I’m running a computation that is shared between a local machine and a Slurm cluster.
On the local machine I run:
- start a dask client to the SLURMCluster
- a for loop generates a set of data vectors of length N from a very long time-series of length T every 200 or so days. T>>N.
- As soon as a data vector for a time t is ready, a function that uses the data vectors is submitted to the client
- After all the functions are submitted a gather call is made and the output data is retrieved to the local machine.
- The output data (which is large) from different functions is then further processed to generate the final results.
Step 4 takes a long time. What is a smarter/more efficient way of doing this? Is this a case where an Actor would help? All I want is to retrieve the final results.
Many thanks for any advice!
Hi @liberabaci,
Could this part of the code run on the Worker? How is stored you time-series?
Just to be clear, using Client.submit in a for loop?
Do you need the entire results to process it? Could you process it batch by batch?
A few possibilities I see, depending on your workflow constraints
- Use
structure: Futures — Dask documentation, this would allow you to gather data as soon as it is processed.
- Process results directly on the Dask cluster, and not on Client side.
Could you detail a bit more your workflow with some code snippets?
Hi @guillaumeeb,
The main for loop could be run on a worker but why would that provide an advantage? I’m actually asking because that is unclear to me. To do so, would I just run the main loop in a function and just call client.submit? The data is stored in an hdf.
That’s the part that’s unclear to me. Is this done by getting a worker to call client.submit?
Yes. I’m working on adding a simplified example.
Many thanks for your help!
Couldn’t you load all the data on Workers, using read_hdf from Dask Array, and then work with it? I was not meaning running a for loop, but reading data in a distributed way.
Nope, by submitting another function that takes into input a Future of a previous submit call. But you could also use Delayed API.
hi @guillaumeeb
Thanks for your response. I think the Delayed API or passing the last computation to a function and submitting it will be the solution to my issue.
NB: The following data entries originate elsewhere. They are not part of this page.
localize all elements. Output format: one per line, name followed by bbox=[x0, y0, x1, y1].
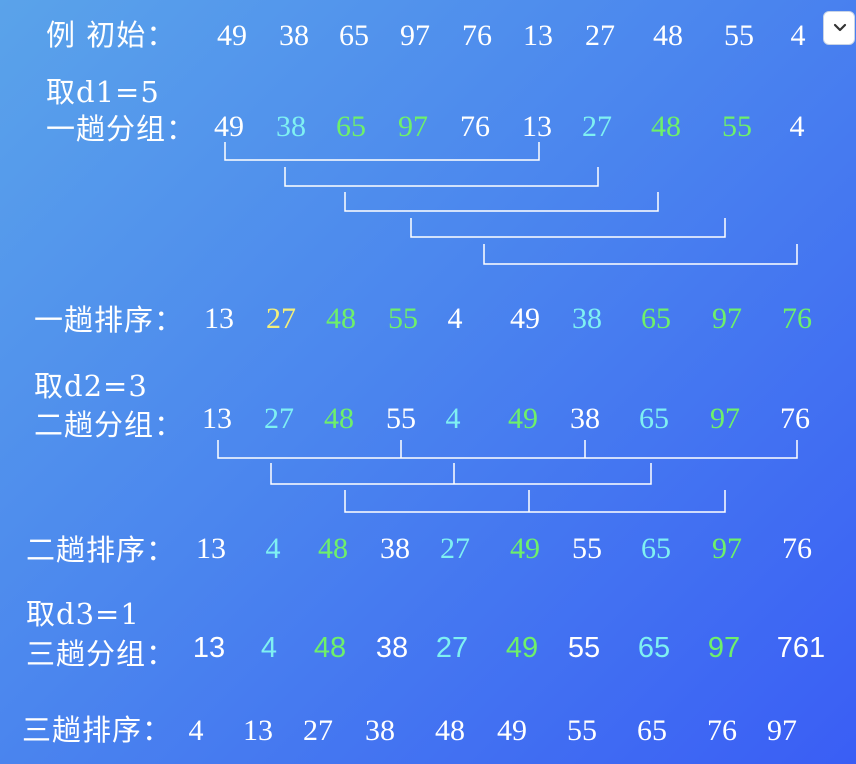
group-bracket bbox=[284, 167, 599, 187]
group-bracket bbox=[217, 440, 798, 459]
group-bracket bbox=[344, 490, 726, 513]
group-bracket bbox=[483, 244, 798, 265]
group-bracket bbox=[224, 142, 540, 161]
group-bracket bbox=[410, 218, 726, 238]
grouping-brackets bbox=[217, 142, 798, 513]
group-bracket bbox=[270, 463, 652, 485]
group-bracket bbox=[344, 192, 659, 212]
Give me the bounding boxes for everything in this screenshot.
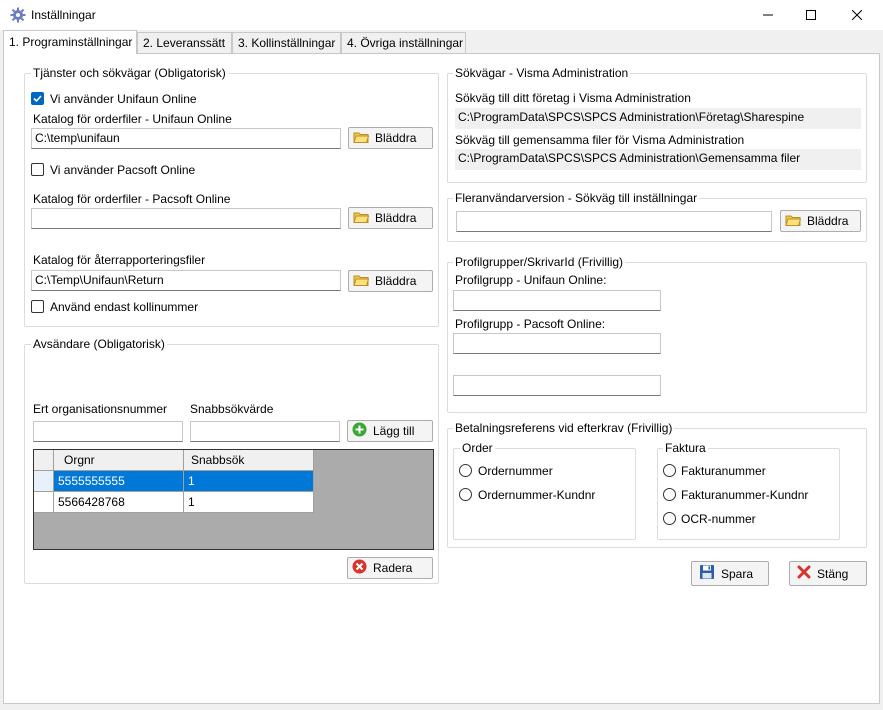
visma-company-label: Sökväg till ditt företag i Visma Adminis… (455, 91, 691, 105)
gear-icon (10, 7, 26, 23)
kolli-checkbox-label: Använd endast kollinummer (50, 300, 199, 314)
grid-header-orgnr-label: Orgnr (64, 453, 95, 467)
return-browse-button[interactable]: Bläddra (348, 270, 433, 292)
folder-icon (353, 210, 370, 227)
radio-ocr-nummer[interactable] (663, 512, 676, 525)
grid-row-header[interactable] (34, 471, 54, 492)
pacsoft-dir-input[interactable] (31, 208, 341, 229)
visma-common-label: Sökväg till gemensamma filer för Visma A… (455, 133, 745, 147)
radio-fakturanummer[interactable] (663, 464, 676, 477)
red-x-icon (797, 565, 811, 582)
minimize-icon (763, 10, 773, 20)
grid-row-header[interactable] (34, 492, 54, 513)
profile-third-input[interactable] (453, 375, 661, 396)
folder-icon (353, 273, 370, 290)
sender-grid[interactable]: Orgnr Snabbsök 5555555555 1 5566428768 1 (33, 449, 434, 550)
tab-deliverymethods[interactable]: 2. Leveranssätt (137, 32, 232, 53)
tab-othersettings[interactable]: 4. Övriga inställningar (341, 32, 466, 53)
profile-pacsoft-label: Profilgrupp - Pacsoft Online: (455, 317, 606, 331)
delete-icon (352, 559, 367, 577)
tab-kollisettings[interactable]: 3. Kollinställningar (232, 32, 341, 53)
delete-button-label: Radera (373, 561, 413, 575)
unifaun-checkbox-label: Vi använder Unifaun Online (50, 92, 197, 106)
profiles-group-title: Profilgrupper/SkrivarId (Frivillig) (453, 255, 626, 269)
visma-company-path: C:\ProgramData\SPCS\SPCS Administration\… (455, 108, 861, 129)
close-button[interactable] (834, 0, 880, 30)
grid-header-snabbsok-label: Snabbsök (191, 453, 245, 467)
multiuser-browse-button[interactable]: Bläddra (780, 210, 861, 232)
table-row-orgnr[interactable]: 5555555555 (54, 471, 184, 492)
radio-ordernummer-kundnr-label: Ordernummer-Kundnr (478, 488, 596, 502)
grid-header-snabbsok[interactable]: Snabbsök (184, 450, 314, 471)
close-icon (852, 10, 862, 20)
kolli-checkbox[interactable] (31, 300, 44, 313)
order-subgroup-title: Order (460, 441, 495, 455)
save-button-label: Spara (721, 566, 754, 581)
table-row-snabbsok[interactable]: 1 (184, 492, 314, 513)
profile-pacsoft-input[interactable] (453, 333, 661, 354)
quick-search-input[interactable] (190, 421, 340, 442)
folder-icon (785, 213, 802, 230)
visma-group-title: Sökvägar - Visma Administration (453, 66, 631, 80)
pacsoft-checkbox[interactable] (31, 163, 44, 176)
delete-button[interactable]: Radera (347, 557, 433, 579)
maximize-button[interactable] (788, 0, 834, 30)
grid-header-orgnr[interactable]: Orgnr (54, 450, 184, 471)
radio-ordernummer[interactable] (459, 464, 472, 477)
multiuser-browse-label: Bläddra (807, 214, 849, 228)
org-number-input[interactable] (33, 421, 183, 442)
unifaun-browse-button[interactable]: Bläddra (348, 127, 433, 149)
multiuser-path-input[interactable] (456, 211, 772, 232)
return-dir-label: Katalog för återrapporteringsfiler (33, 253, 206, 267)
close-dialog-label: Stäng (817, 566, 849, 581)
radio-ordernummer-kundnr[interactable] (459, 488, 472, 501)
plus-icon (352, 422, 367, 440)
add-button[interactable]: Lägg till (347, 420, 433, 442)
unifaun-checkbox[interactable] (31, 92, 44, 105)
return-dir-input[interactable]: C:\Temp\Unifaun\Return (31, 270, 341, 291)
table-row-snabbsok[interactable]: 1 (184, 471, 314, 492)
invoice-subgroup-title: Faktura (663, 441, 708, 455)
save-button[interactable]: Spara (691, 561, 769, 586)
profile-unifaun-input[interactable] (453, 290, 661, 311)
pacsoft-browse-label: Bläddra (375, 211, 417, 225)
radio-ocr-nummer-label: OCR-nummer (681, 512, 756, 526)
radio-fakturanummer-label: Fakturanummer (681, 464, 766, 478)
maximize-icon (806, 10, 816, 20)
check-icon (33, 95, 42, 103)
org-number-label: Ert organisationsnummer (33, 402, 168, 416)
tab-programsettings[interactable]: 1. Programinställningar (3, 30, 137, 54)
minimize-button[interactable] (745, 0, 791, 30)
unifaun-browse-label: Bläddra (375, 131, 417, 145)
visma-common-path: C:\ProgramData\SPCS\SPCS Administration\… (455, 149, 861, 170)
folder-icon (353, 130, 370, 147)
unifaun-dir-input[interactable]: C:\temp\unifaun (31, 128, 341, 149)
quick-search-label: Snabbsökvärde (190, 402, 274, 416)
radio-fakturanummer-kundnr[interactable] (663, 488, 676, 501)
services-group-title: Tjänster och sökvägar (Obligatorisk) (31, 66, 228, 80)
close-dialog-button[interactable]: Stäng (789, 561, 867, 586)
window-title: Inställningar (31, 8, 96, 22)
multiuser-group-title: Fleranvändarversion - Sökväg till instäl… (453, 191, 700, 205)
radio-fakturanummer-kundnr-label: Fakturanummer-Kundnr (681, 488, 809, 502)
pacsoft-browse-button[interactable]: Bläddra (348, 207, 433, 229)
unifaun-dir-label: Katalog för orderfiler - Unifaun Online (33, 112, 232, 126)
payment-group-title: Betalningsreferens vid efterkrav (Frivil… (453, 421, 675, 435)
profile-unifaun-label: Profilgrupp - Unifaun Online: (455, 273, 607, 287)
add-button-label: Lägg till (373, 424, 415, 438)
return-browse-label: Bläddra (375, 274, 417, 288)
floppy-disk-icon (699, 564, 715, 583)
pacsoft-dir-label: Katalog för orderfiler - Pacsoft Online (33, 192, 231, 206)
grid-corner (34, 450, 54, 471)
radio-ordernummer-label: Ordernummer (478, 464, 553, 478)
table-row-orgnr[interactable]: 5566428768 (54, 492, 184, 513)
sender-group-title: Avsändare (Obligatorisk) (31, 337, 167, 351)
pacsoft-checkbox-label: Vi använder Pacsoft Online (50, 163, 196, 177)
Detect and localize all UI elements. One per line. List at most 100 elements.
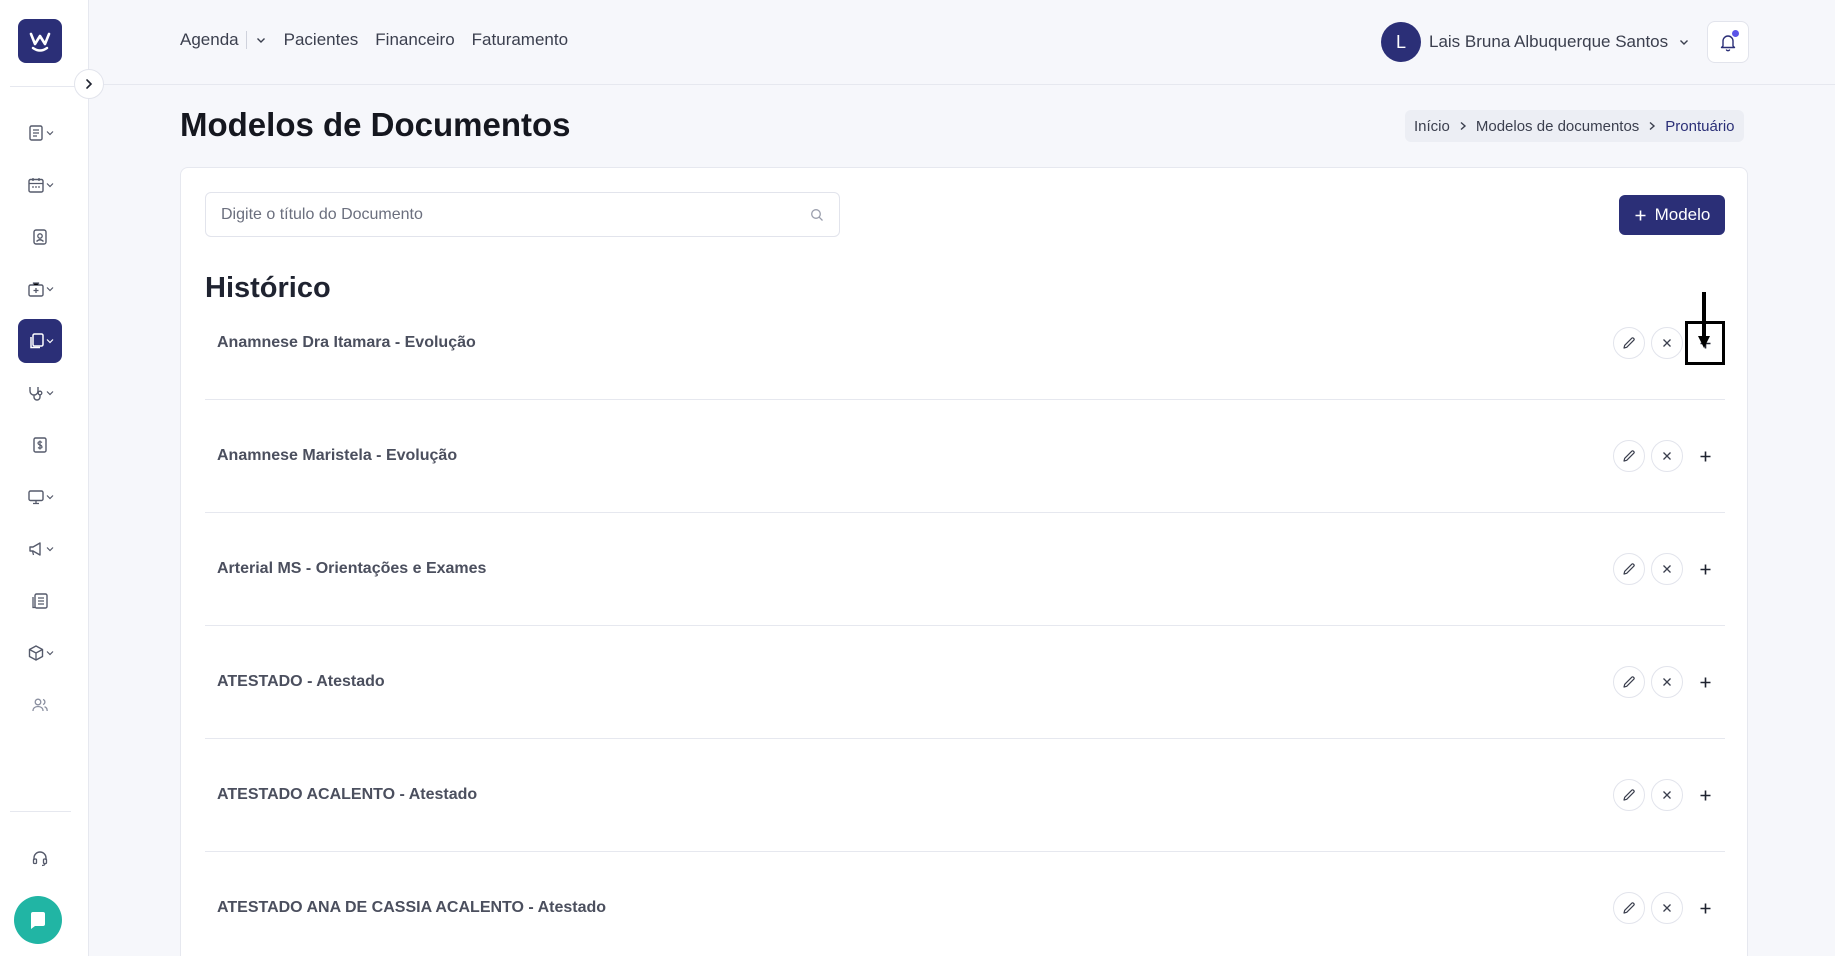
documents-card: Modelo Histórico Anamnese Dra Itamara - … <box>180 167 1748 956</box>
document-title[interactable]: ATESTADO - Atestado <box>217 673 385 691</box>
close-icon <box>1663 904 1671 912</box>
chat-button[interactable] <box>14 896 62 944</box>
chevron-down-icon <box>46 391 53 396</box>
document-title[interactable]: Arterial MS - Orientações e Exames <box>217 560 486 578</box>
support-button[interactable] <box>18 836 62 880</box>
sidebar-item-inventory[interactable] <box>18 631 62 675</box>
add-button[interactable] <box>1689 666 1721 698</box>
row-actions <box>1613 892 1721 924</box>
document-title[interactable]: ATESTADO ANA DE CASSIA ACALENTO - Atesta… <box>217 899 606 917</box>
pencil-icon <box>1623 337 1635 349</box>
delete-button[interactable] <box>1651 666 1683 698</box>
sidebar-item-users[interactable] <box>18 683 62 727</box>
nav-faturamento[interactable]: Faturamento <box>472 30 568 50</box>
row-actions <box>1613 666 1721 698</box>
search-icon <box>811 208 823 221</box>
sidebar-item-calendar[interactable] <box>18 163 62 207</box>
close-icon <box>1663 565 1671 573</box>
sidebar-item-marketing[interactable] <box>18 527 62 571</box>
chevron-down-icon <box>46 339 53 344</box>
add-button[interactable] <box>1689 892 1721 924</box>
chevron-down-icon <box>1680 40 1689 45</box>
sidebar-item-medical-bag[interactable] <box>18 267 62 311</box>
document-row[interactable]: ATESTADO - Atestado <box>205 626 1725 739</box>
patient-card-icon <box>33 229 47 245</box>
chevron-down-icon <box>46 287 53 292</box>
row-actions <box>1613 779 1721 811</box>
topbar: Agenda Pacientes Financeiro Faturamento … <box>90 0 1835 85</box>
report-icon <box>32 593 48 609</box>
chevron-right-icon <box>86 79 93 89</box>
delete-button[interactable] <box>1651 892 1683 924</box>
delete-button[interactable] <box>1651 779 1683 811</box>
chat-icon <box>31 912 45 929</box>
edit-button[interactable] <box>1613 327 1645 359</box>
chevron-down-icon <box>46 547 53 552</box>
edit-button[interactable] <box>1613 440 1645 472</box>
nav-pacientes[interactable]: Pacientes <box>284 30 359 50</box>
pencil-icon <box>1623 450 1635 462</box>
sidebar-divider <box>10 86 78 87</box>
document-row[interactable]: Arterial MS - Orientações e Exames <box>205 513 1725 626</box>
page-title: Modelos de Documentos <box>180 106 571 143</box>
headset-icon <box>32 851 48 867</box>
add-button[interactable] <box>1689 553 1721 585</box>
app-logo[interactable] <box>18 19 62 63</box>
documents-icon <box>29 333 44 349</box>
breadcrumb: Início Modelos de documentos Prontuário <box>1405 110 1744 142</box>
medical-bag-icon <box>27 282 44 297</box>
add-model-button[interactable]: Modelo <box>1619 195 1725 235</box>
sidebar-item-financial[interactable] <box>18 423 62 467</box>
delete-button[interactable] <box>1651 553 1683 585</box>
close-icon <box>1663 452 1671 460</box>
nav-financeiro[interactable]: Financeiro <box>375 30 454 50</box>
pencil-icon <box>1623 902 1635 914</box>
dollar-icon <box>33 437 47 453</box>
notifications-button[interactable] <box>1707 21 1749 63</box>
sidebar-collapse-button[interactable] <box>74 69 104 99</box>
close-icon <box>1663 339 1671 347</box>
chevron-right-icon <box>1458 121 1468 131</box>
sidebar <box>0 0 89 956</box>
document-title[interactable]: Anamnese Dra Itamara - Evolução <box>217 334 476 352</box>
top-navigation: Agenda Pacientes Financeiro Faturamento <box>180 30 585 50</box>
user-name: Lais Bruna Albuquerque Santos <box>1429 32 1669 51</box>
breadcrumb-models[interactable]: Modelos de documentos <box>1476 118 1639 135</box>
sidebar-item-patient-card[interactable] <box>18 215 62 259</box>
sidebar-item-monitor[interactable] <box>18 475 62 519</box>
close-icon <box>1663 678 1671 686</box>
sidebar-item-records[interactable] <box>18 111 62 155</box>
logo-icon <box>29 32 51 52</box>
document-row[interactable]: Anamnese Maristela - Evolução <box>205 400 1725 513</box>
arrow-down-icon <box>1698 292 1710 348</box>
sidebar-item-reports[interactable] <box>18 579 62 623</box>
notification-dot <box>1732 30 1739 37</box>
user-menu[interactable]: L Lais Bruna Albuquerque Santos <box>1381 22 1690 62</box>
pencil-icon <box>1623 563 1635 575</box>
delete-button[interactable] <box>1651 440 1683 472</box>
add-button[interactable] <box>1689 440 1721 472</box>
document-row[interactable]: ATESTADO ACALENTO - Atestado <box>205 739 1725 852</box>
plus-icon <box>1635 210 1646 220</box>
search-input[interactable] <box>221 205 810 224</box>
document-row[interactable]: ATESTADO ANA DE CASSIA ACALENTO - Atesta… <box>205 852 1725 956</box>
chevron-down-icon <box>256 38 265 43</box>
calendar-icon <box>27 178 44 193</box>
edit-button[interactable] <box>1613 553 1645 585</box>
row-actions <box>1613 440 1721 472</box>
delete-button[interactable] <box>1651 327 1683 359</box>
edit-button[interactable] <box>1613 779 1645 811</box>
breadcrumb-home[interactable]: Início <box>1414 118 1450 135</box>
document-row[interactable]: Anamnese Dra Itamara - Evolução <box>205 287 1725 400</box>
pencil-icon <box>1623 789 1635 801</box>
document-title[interactable]: ATESTADO ACALENTO - Atestado <box>217 786 477 804</box>
nav-agenda[interactable]: Agenda <box>180 30 239 50</box>
plus-icon <box>1700 564 1710 574</box>
agenda-dropdown[interactable] <box>255 34 267 46</box>
sidebar-item-stethoscope[interactable] <box>18 371 62 415</box>
edit-button[interactable] <box>1613 666 1645 698</box>
sidebar-item-documents[interactable] <box>18 319 62 363</box>
document-title[interactable]: Anamnese Maristela - Evolução <box>217 447 457 465</box>
add-button[interactable] <box>1689 779 1721 811</box>
edit-button[interactable] <box>1613 892 1645 924</box>
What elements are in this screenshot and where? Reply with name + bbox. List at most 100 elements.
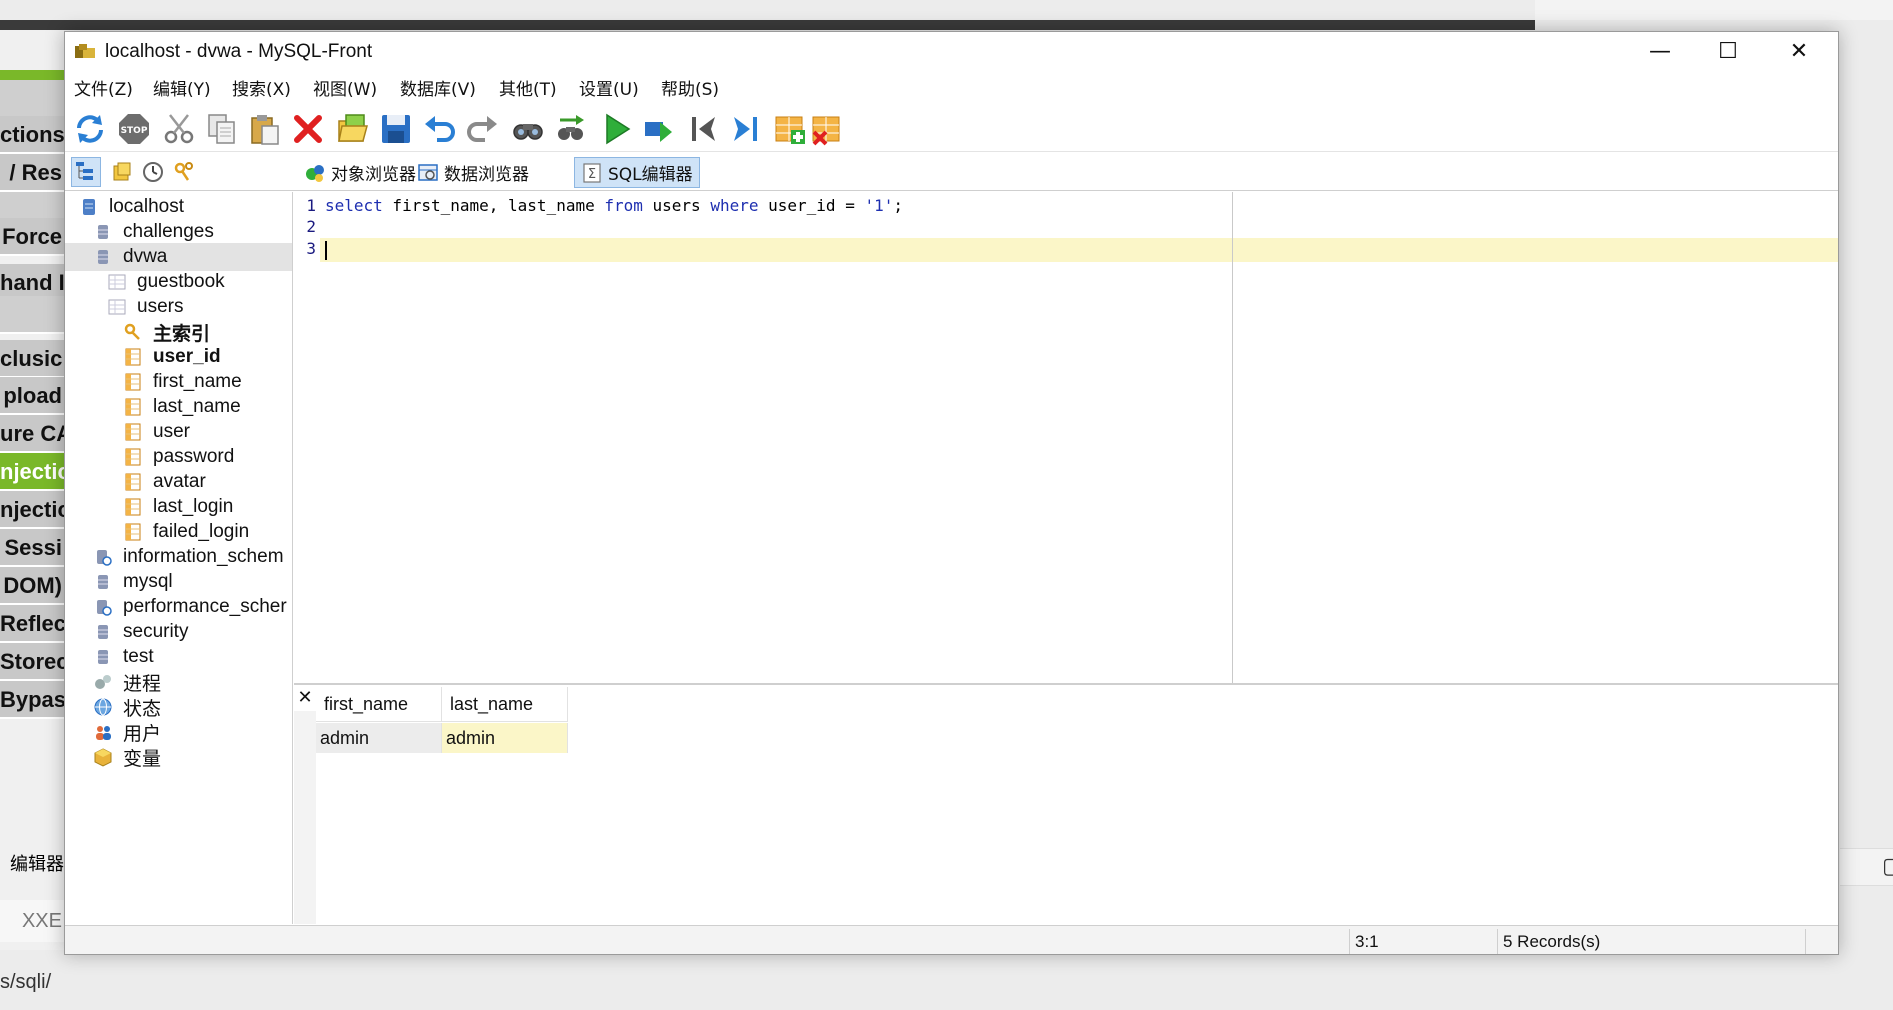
history-icon[interactable] bbox=[138, 157, 168, 187]
tree-node-column[interactable]: last_name bbox=[123, 393, 241, 421]
tab-data-browser[interactable]: 数据浏览器 bbox=[411, 157, 535, 188]
line-number-gutter: 1 2 3 bbox=[294, 192, 320, 683]
dvwa-menu-item[interactable]: pload bbox=[0, 377, 64, 415]
tree-label: 进程 bbox=[123, 673, 162, 695]
dvwa-menu-item[interactable]: / Res bbox=[0, 154, 64, 192]
table-cell[interactable]: admin bbox=[316, 723, 442, 753]
dvwa-menu-item[interactable] bbox=[0, 296, 64, 334]
bookmarks-icon[interactable] bbox=[107, 157, 137, 187]
find-icon[interactable] bbox=[509, 110, 547, 148]
results-gutter bbox=[294, 711, 316, 924]
keys-icon[interactable] bbox=[169, 157, 199, 187]
save-icon[interactable] bbox=[377, 110, 415, 148]
processes-icon bbox=[93, 672, 113, 692]
cut-icon[interactable] bbox=[160, 110, 198, 148]
tree-node-index[interactable]: 主索引 bbox=[123, 318, 210, 346]
insert-record-icon[interactable] bbox=[771, 110, 809, 148]
tree-node-database[interactable]: test bbox=[93, 643, 154, 671]
dvwa-menu-item[interactable]: ctions bbox=[0, 116, 64, 154]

That said I tried running the following code to test my understanding:
import numpy
import os
from dask import delayed
client_obj = start_dask(num_workers=5)
def make_random_data(num_data_points):
return numpy.random.normal(loc=2.0, scale=1.0, size=num_data_points)
def process(data_list):
final_val = 0.0
for data_obj in data_list:
final_val += numpy.sum(data_obj)
return final_val
if with_client_submit:
data_list = []
for idx in range(100):
obj = client_obj.submit(make_random_data, 10)
obj = client_obj.submit(process, data_list)
result = client_obj.gather(obj)
print('l46', result.compute(), len(data_list))
data_list = []
for idx in range(100):
obj = delayed(make_random_data)(10)
result = delayed(process)(data_list)
print('l60', result.compute(), len(data_list))
Whether I run with with_client_submit=1 or 0 I get the same result however when I look at the dashboard I see this difference:
I get 1 make_random_data job and 1 process job
I get 100 make_random_data jobs and 1 process job
Why do I only see 1 make_random_data job in the first case?
len(data_list) = 100 for both cases.